No olvidar que también hubo jubilaciones ordinarias anticipadas y alguna renta vitalicia.
¿Las asignaciones familiares las incluyen en el déficit, por qué?
Un tema especial es que la Provincia cedió el 15% de lo que le correspondía para el sistema previsional nacional (a partir del Pacto Fiscal de 1992 y hasta el 2021) El monto de coparticipación del año 2022 fue de 302.000 millones, el 15% es 45.300 millones/año, 3.775 millones/ mes multiplicado por 288 meses (del ‘92 al 2121) serían 1.087.200 millones cedidos. (¡muchos recursos!)
Como escasísima contrapartida la Nación financió parcialmente y según sus criterios el déficit de las Cajas no transferidas. El presupuesto nacional 2023 disponía el modo en que Anses debía liquidar fondos para el déficit de esas cajas, pero Milei suspendió y no giró esos fondos previstos con la excusa de realizar una “auditoria”.
Es cierto que el gobierno de Frigerio inició acciones judiciales reclamando esos pagos adeudados, que superaban los $200.000 millones, pero terminó acordando por $48.000 millones en ocho cuotas de $6.000 millones, según los medios.
Un legislador del oficialismo en un intento de hacer enfrentar al conjunto de los entrerrianos con los empleados públicos transparentó su mentalidad al decir que estos se jubilaban jóvenes, que bueno sería que ese funcionario trabajara un tiempo en un hospital psiquiátrico, o con discapacitados o en la policía (que tiene gran carga horaria y asume riesgos). También Frigerio apuntó a crear esa grieta diciendo que es un déficit que recae “sobre el lomo de un millón y medio de entrerrianos, no solamente de los empleados públicos”.
Creo que para analizar cualquier tema se debe partir de la consideración de lo que es justo o no, de lo que es socialmente valioso, considerar cual es el vínculo entre la legitimación de los impuestos y el indispensable consenso social acerca del nivel y la estructura o composición del gasto.

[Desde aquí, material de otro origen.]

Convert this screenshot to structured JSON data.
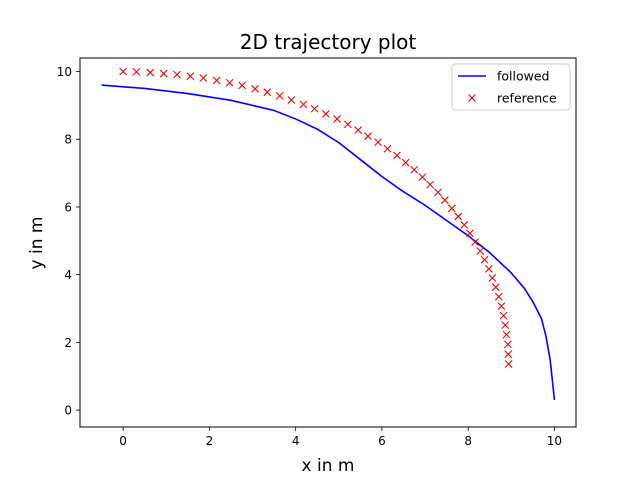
{
  "chart_data": {
    "type": "line",
    "title": "2D trajectory plot",
    "xlabel": "x in m",
    "ylabel": "y in m",
    "xlim": [
      -1,
      10.5
    ],
    "ylim": [
      -0.5,
      10.4
    ],
    "xticks": [
      0,
      2,
      4,
      6,
      8,
      10
    ],
    "yticks": [
      0,
      2,
      4,
      6,
      8,
      10
    ],
    "xtick_labels": [
      "0",
      "2",
      "4",
      "6",
      "8",
      "10"
    ],
    "ytick_labels": [
      "0",
      "2",
      "4",
      "6",
      "8",
      "10"
    ],
    "grid": false,
    "legend_position": "top-right",
    "series": [
      {
        "name": "followed",
        "style": "line",
        "color": "#0000ff",
        "x": [
          -0.5,
          0.5,
          1.5,
          2.5,
          3.5,
          4.0,
          4.5,
          5.0,
          5.5,
          6.0,
          6.5,
          7.0,
          7.5,
          8.0,
          8.5,
          9.0,
          9.3,
          9.5,
          9.7,
          9.8,
          9.9,
          9.95,
          10.0
        ],
        "y": [
          9.6,
          9.5,
          9.35,
          9.15,
          8.85,
          8.6,
          8.3,
          7.9,
          7.4,
          6.9,
          6.45,
          6.05,
          5.6,
          5.15,
          4.65,
          4.05,
          3.6,
          3.2,
          2.7,
          2.2,
          1.5,
          0.9,
          0.3
        ]
      },
      {
        "name": "reference",
        "style": "marker-x",
        "color": "#ff0000",
        "x": [
          0.0,
          0.31,
          0.63,
          0.94,
          1.25,
          1.56,
          1.86,
          2.17,
          2.47,
          2.76,
          3.06,
          3.34,
          3.63,
          3.9,
          4.18,
          4.44,
          4.7,
          4.96,
          5.21,
          5.45,
          5.68,
          5.91,
          6.13,
          6.35,
          6.55,
          6.75,
          6.94,
          7.12,
          7.3,
          7.46,
          7.62,
          7.77,
          7.91,
          8.04,
          8.16,
          8.28,
          8.38,
          8.48,
          8.56,
          8.64,
          8.71,
          8.77,
          8.82,
          8.86,
          8.89,
          8.92,
          8.93,
          8.94
        ],
        "y": [
          10.0,
          9.99,
          9.97,
          9.94,
          9.91,
          9.86,
          9.81,
          9.74,
          9.67,
          9.59,
          9.49,
          9.39,
          9.28,
          9.16,
          9.03,
          8.9,
          8.75,
          8.6,
          8.44,
          8.27,
          8.09,
          7.91,
          7.72,
          7.52,
          7.31,
          7.1,
          6.88,
          6.66,
          6.43,
          6.2,
          5.96,
          5.72,
          5.47,
          5.22,
          4.96,
          4.7,
          4.44,
          4.17,
          3.9,
          3.63,
          3.35,
          3.07,
          2.79,
          2.51,
          2.23,
          1.94,
          1.65,
          1.36
        ]
      }
    ]
  }
}
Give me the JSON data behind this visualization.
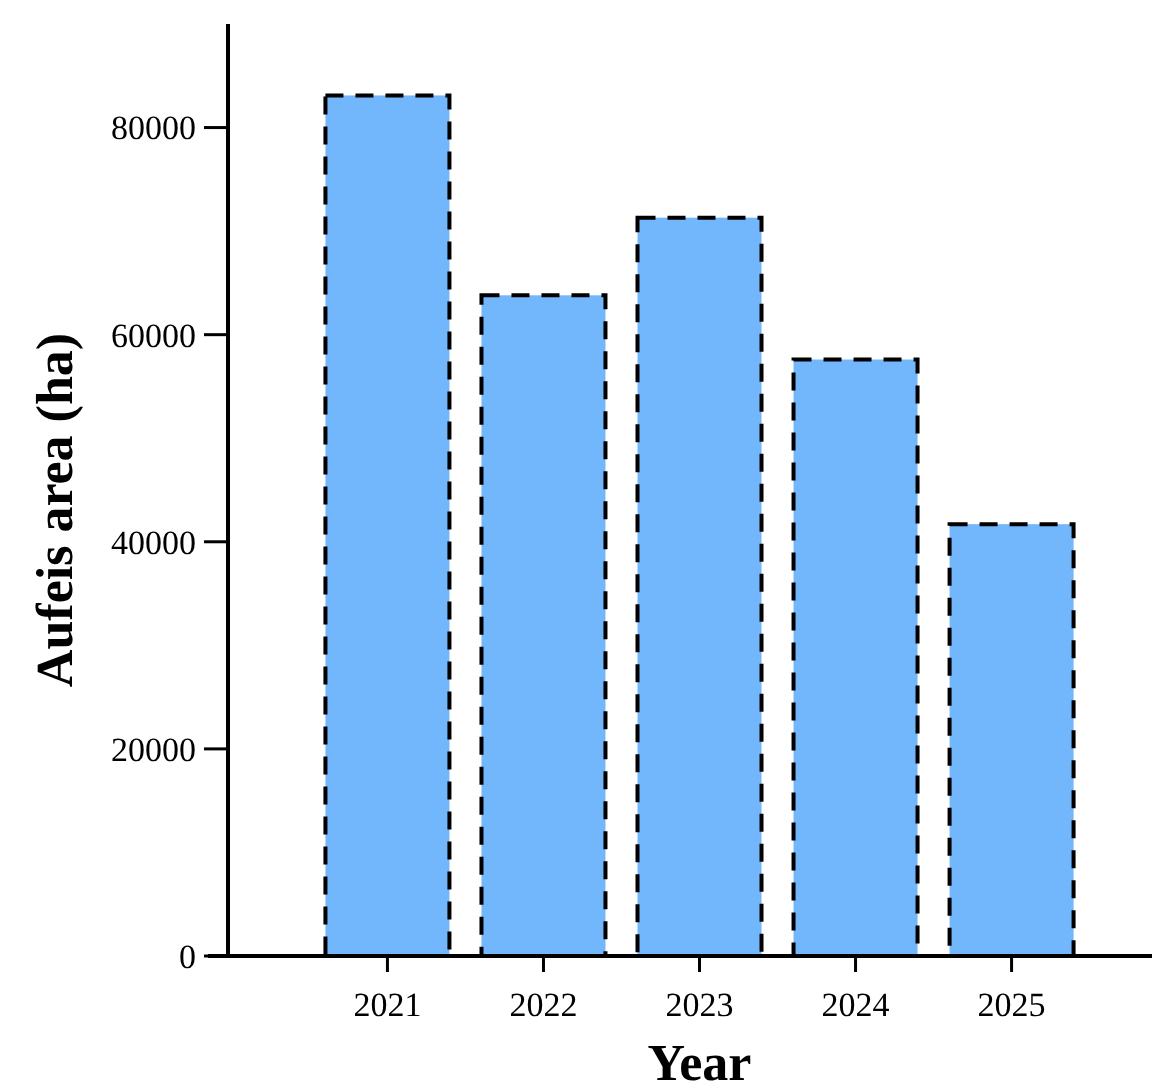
{
  "chart_data": {
    "type": "bar",
    "xlabel": "Year",
    "ylabel": "Aufeis area (ha)",
    "categories": [
      "2021",
      "2022",
      "2023",
      "2024",
      "2025"
    ],
    "values": [
      83100,
      63800,
      71300,
      57600,
      41700
    ],
    "color": "#72b6fb",
    "line_style": "dashed",
    "ylim": [
      0,
      90000
    ],
    "yticks": [
      0,
      20000,
      40000,
      60000,
      80000
    ]
  }
}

Esto me lleva a un tema conexo, dado que hay responsabilidad por decisiones políticas de los gobiernos en la generación del déficit, es pertinente que los mecanismos de financiamiento tributario sean progresivos, en relación a la capacidad contributiva de los sectores de mayores recursos.
Me preocupa que habiendo reconocido el Gobernador Frigerio que los ingresos del Estado vienen cayendo y que hoy se está con ingresos como en pandemia, alrededor de 14 puntos por debajo de 2023, se persista en políticas menemistas, aliancistas, macristas y hoy en su peor expresión que es el mileismo, haciendo recaer el ajuste en los trabajadores, tanto activos como jubilados.